21 hugs, 2 children, 18 (possibly more) adults (1 husband, 17 church friends)
Come Sundays I really don’t know how many people I hug. I get so wrapped up in the act of hugging that I completely lose track. I love that. This Sunday was no different. And, to top it off it’s official. I HAVE become that hugger in church. You know, the one that hugs everyone. When we turned to greet each other today, I officially hugged every person around me. Sure, I am still holding on to a little bit of the what if they don’t like it feeling, but I realized something on the way home. They don’t have to like it. They don’t have to hug me. I am going to hug them because I want to. Because I want to make them feel as welcome in the church as I do. Why should I hold back something I want to do and make myself uncomfortable just to keep someone else from potentially being uncomfortable? It’s like this:
Fact: I will be uncomfortable if I don’t hug those around me.

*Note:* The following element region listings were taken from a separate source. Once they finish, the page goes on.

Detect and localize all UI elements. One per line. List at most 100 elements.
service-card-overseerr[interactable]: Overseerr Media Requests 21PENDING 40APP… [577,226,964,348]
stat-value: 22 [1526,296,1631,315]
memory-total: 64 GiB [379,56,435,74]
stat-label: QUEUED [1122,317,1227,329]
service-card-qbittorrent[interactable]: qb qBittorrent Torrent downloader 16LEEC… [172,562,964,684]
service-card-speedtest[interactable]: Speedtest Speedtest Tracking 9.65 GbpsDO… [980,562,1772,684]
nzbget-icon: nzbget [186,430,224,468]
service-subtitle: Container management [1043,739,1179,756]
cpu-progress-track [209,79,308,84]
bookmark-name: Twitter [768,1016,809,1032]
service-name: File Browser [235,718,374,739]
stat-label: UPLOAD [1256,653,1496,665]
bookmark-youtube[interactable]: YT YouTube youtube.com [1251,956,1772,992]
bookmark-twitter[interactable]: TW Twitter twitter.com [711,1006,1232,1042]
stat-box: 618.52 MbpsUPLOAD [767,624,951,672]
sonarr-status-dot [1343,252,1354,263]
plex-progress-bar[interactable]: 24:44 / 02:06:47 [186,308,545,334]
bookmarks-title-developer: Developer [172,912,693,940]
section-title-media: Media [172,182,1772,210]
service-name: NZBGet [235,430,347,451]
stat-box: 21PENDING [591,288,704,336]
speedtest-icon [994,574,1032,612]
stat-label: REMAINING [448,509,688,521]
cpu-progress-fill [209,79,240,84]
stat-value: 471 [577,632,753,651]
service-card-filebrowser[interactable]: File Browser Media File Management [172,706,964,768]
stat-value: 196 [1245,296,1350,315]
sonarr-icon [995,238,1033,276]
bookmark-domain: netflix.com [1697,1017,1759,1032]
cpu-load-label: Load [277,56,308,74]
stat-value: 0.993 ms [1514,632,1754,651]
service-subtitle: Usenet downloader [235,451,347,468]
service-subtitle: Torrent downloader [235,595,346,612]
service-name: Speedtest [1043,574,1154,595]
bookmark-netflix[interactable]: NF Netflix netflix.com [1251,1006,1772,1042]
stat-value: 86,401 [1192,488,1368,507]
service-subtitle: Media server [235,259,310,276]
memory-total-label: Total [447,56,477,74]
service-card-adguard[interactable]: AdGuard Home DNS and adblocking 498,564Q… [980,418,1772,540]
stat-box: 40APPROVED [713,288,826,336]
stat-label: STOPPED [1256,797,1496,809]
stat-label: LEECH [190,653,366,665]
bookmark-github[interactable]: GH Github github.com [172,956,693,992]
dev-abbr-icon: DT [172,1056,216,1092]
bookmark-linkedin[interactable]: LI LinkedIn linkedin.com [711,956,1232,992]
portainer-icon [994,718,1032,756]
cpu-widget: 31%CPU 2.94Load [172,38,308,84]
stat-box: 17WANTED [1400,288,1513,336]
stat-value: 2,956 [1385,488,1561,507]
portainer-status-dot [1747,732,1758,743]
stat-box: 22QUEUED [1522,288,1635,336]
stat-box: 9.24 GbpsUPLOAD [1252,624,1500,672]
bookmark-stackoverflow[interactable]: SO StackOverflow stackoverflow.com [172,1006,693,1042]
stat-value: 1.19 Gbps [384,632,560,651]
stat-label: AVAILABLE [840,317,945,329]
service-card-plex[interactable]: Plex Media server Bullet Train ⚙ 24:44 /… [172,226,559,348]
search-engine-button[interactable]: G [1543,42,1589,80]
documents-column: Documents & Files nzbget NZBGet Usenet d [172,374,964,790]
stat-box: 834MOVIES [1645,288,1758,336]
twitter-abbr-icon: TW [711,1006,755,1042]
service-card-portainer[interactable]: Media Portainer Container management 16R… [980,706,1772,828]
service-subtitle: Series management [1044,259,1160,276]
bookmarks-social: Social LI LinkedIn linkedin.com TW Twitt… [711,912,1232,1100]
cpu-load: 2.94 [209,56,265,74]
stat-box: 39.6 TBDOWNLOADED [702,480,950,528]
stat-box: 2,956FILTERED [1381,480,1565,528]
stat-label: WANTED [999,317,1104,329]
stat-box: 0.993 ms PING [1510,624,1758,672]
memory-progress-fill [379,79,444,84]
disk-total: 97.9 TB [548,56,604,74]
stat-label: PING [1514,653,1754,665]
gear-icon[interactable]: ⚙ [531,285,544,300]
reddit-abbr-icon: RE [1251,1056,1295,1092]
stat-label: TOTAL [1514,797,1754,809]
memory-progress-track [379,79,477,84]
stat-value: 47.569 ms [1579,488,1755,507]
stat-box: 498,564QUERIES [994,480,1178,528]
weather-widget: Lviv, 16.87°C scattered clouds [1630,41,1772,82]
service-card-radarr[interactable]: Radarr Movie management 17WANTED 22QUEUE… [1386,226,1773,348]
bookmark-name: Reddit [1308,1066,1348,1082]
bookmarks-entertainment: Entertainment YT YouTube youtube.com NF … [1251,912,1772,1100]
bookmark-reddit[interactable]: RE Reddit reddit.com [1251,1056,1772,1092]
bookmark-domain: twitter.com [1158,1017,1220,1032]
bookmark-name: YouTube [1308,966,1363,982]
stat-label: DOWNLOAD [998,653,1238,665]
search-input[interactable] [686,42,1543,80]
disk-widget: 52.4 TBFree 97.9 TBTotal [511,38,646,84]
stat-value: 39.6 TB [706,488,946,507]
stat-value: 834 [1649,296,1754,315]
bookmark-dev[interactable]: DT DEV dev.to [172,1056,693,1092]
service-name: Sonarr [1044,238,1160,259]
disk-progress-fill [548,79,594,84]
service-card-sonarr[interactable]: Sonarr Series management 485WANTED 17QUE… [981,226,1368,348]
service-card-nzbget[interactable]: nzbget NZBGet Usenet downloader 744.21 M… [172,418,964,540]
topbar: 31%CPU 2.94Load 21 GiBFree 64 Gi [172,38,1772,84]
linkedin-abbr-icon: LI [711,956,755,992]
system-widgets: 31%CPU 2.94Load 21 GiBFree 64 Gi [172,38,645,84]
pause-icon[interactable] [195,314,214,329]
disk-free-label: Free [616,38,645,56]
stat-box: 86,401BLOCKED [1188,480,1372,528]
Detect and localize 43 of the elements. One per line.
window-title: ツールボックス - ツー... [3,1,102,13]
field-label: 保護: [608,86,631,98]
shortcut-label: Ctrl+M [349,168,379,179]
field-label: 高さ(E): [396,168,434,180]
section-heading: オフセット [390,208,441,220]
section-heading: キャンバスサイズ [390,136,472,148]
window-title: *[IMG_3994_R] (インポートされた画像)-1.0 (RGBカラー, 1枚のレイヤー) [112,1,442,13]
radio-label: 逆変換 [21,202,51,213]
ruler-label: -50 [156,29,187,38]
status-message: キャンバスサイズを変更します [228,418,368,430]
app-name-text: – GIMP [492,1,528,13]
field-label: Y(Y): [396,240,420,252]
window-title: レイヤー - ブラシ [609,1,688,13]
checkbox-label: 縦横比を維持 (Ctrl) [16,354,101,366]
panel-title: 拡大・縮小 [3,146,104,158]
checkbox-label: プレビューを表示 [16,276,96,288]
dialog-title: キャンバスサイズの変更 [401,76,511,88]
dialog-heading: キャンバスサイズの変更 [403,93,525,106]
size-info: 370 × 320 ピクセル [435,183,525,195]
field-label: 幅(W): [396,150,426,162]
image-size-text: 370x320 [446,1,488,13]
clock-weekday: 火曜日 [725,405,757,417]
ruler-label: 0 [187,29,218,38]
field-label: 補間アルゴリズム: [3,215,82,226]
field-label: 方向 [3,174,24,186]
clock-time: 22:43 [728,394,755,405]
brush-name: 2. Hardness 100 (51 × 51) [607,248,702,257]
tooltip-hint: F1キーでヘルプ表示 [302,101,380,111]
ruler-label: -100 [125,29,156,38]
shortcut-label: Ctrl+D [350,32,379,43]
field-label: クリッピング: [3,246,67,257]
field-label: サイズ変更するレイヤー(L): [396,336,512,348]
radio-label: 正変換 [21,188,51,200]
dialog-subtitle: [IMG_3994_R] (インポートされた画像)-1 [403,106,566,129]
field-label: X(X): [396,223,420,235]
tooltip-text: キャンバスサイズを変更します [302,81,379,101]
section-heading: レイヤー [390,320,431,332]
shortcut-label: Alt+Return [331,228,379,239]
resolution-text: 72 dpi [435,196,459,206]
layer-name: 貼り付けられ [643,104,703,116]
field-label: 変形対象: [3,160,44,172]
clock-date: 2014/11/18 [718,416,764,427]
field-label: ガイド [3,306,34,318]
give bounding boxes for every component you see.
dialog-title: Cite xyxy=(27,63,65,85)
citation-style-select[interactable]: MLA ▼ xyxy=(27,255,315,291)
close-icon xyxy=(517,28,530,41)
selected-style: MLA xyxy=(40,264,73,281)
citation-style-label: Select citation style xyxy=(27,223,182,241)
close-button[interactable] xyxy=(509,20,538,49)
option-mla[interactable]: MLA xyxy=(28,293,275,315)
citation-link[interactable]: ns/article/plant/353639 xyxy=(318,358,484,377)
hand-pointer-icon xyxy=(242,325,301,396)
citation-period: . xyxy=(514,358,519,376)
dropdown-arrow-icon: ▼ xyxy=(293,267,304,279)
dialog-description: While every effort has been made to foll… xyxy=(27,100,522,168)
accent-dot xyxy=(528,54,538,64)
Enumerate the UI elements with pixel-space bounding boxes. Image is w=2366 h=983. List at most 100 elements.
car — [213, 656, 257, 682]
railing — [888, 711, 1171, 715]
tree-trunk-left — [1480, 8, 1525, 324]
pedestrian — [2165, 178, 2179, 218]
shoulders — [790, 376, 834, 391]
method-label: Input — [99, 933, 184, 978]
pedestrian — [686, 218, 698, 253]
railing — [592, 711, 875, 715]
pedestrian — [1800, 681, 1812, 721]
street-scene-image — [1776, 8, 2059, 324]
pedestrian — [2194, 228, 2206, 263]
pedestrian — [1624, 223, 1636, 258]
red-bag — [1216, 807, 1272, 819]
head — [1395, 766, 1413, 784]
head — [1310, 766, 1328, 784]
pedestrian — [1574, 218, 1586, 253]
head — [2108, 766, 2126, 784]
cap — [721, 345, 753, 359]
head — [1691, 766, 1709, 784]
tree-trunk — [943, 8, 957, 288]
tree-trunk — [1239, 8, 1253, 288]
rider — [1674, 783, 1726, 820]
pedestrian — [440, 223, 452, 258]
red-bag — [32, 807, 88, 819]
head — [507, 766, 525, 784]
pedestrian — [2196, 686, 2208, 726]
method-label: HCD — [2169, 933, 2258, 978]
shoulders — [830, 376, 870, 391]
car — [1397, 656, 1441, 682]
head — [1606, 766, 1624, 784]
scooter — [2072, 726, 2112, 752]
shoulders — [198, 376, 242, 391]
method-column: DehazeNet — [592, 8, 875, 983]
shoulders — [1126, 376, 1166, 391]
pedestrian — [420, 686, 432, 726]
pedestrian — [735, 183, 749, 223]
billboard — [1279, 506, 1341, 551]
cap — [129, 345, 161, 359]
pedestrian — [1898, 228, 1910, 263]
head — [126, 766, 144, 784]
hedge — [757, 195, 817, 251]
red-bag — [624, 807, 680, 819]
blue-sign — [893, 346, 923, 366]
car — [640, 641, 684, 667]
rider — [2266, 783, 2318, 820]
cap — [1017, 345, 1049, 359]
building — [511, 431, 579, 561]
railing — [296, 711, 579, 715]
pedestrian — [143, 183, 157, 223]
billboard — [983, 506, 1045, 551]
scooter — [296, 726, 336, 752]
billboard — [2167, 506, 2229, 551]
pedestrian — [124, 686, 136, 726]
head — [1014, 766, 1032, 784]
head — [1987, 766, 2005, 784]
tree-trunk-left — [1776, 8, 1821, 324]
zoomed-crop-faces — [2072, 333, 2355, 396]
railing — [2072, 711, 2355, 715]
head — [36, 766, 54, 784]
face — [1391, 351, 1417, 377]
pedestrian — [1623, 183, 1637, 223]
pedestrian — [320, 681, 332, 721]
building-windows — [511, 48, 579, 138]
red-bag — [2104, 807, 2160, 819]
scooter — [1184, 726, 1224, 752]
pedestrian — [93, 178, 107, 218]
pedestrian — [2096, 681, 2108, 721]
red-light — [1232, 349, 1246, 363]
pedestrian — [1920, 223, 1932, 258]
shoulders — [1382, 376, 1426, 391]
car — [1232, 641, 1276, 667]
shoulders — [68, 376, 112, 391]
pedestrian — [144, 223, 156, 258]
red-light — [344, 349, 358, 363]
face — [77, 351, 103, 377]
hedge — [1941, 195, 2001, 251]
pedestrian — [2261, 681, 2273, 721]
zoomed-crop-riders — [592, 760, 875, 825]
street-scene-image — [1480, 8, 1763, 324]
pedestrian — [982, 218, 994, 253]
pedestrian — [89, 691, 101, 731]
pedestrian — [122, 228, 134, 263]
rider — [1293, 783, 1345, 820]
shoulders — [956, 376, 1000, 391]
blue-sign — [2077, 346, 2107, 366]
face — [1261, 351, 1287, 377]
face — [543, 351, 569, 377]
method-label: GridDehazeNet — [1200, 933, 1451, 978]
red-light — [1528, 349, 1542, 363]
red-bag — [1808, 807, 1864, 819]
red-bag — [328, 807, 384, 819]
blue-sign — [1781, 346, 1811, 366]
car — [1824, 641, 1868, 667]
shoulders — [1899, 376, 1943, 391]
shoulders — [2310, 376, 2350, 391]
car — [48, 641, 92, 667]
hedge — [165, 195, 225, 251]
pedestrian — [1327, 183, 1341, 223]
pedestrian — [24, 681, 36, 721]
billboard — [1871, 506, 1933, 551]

Fact: I will feel great about myself knowing I expressed my love to others in the best way I know how.
Unknown: They will not like it.
Unknown: They will feel uncomfortable.
Unknown: They will like it.
Unknown: They may need it.
Unknown: They will be grateful that I took the initiative.
So, if I know I can control the way I feel and giving hugs feels good to me then isn’t it work the risk? I mean, I have a 50/50 chance that they will like it too. (actually those odds are probably higher) Yeah, I’ll take that risk any day.
And here’s the way I will spend the rest of my day. Go GIANTS!
Please accept this blog as my virtual hug to you.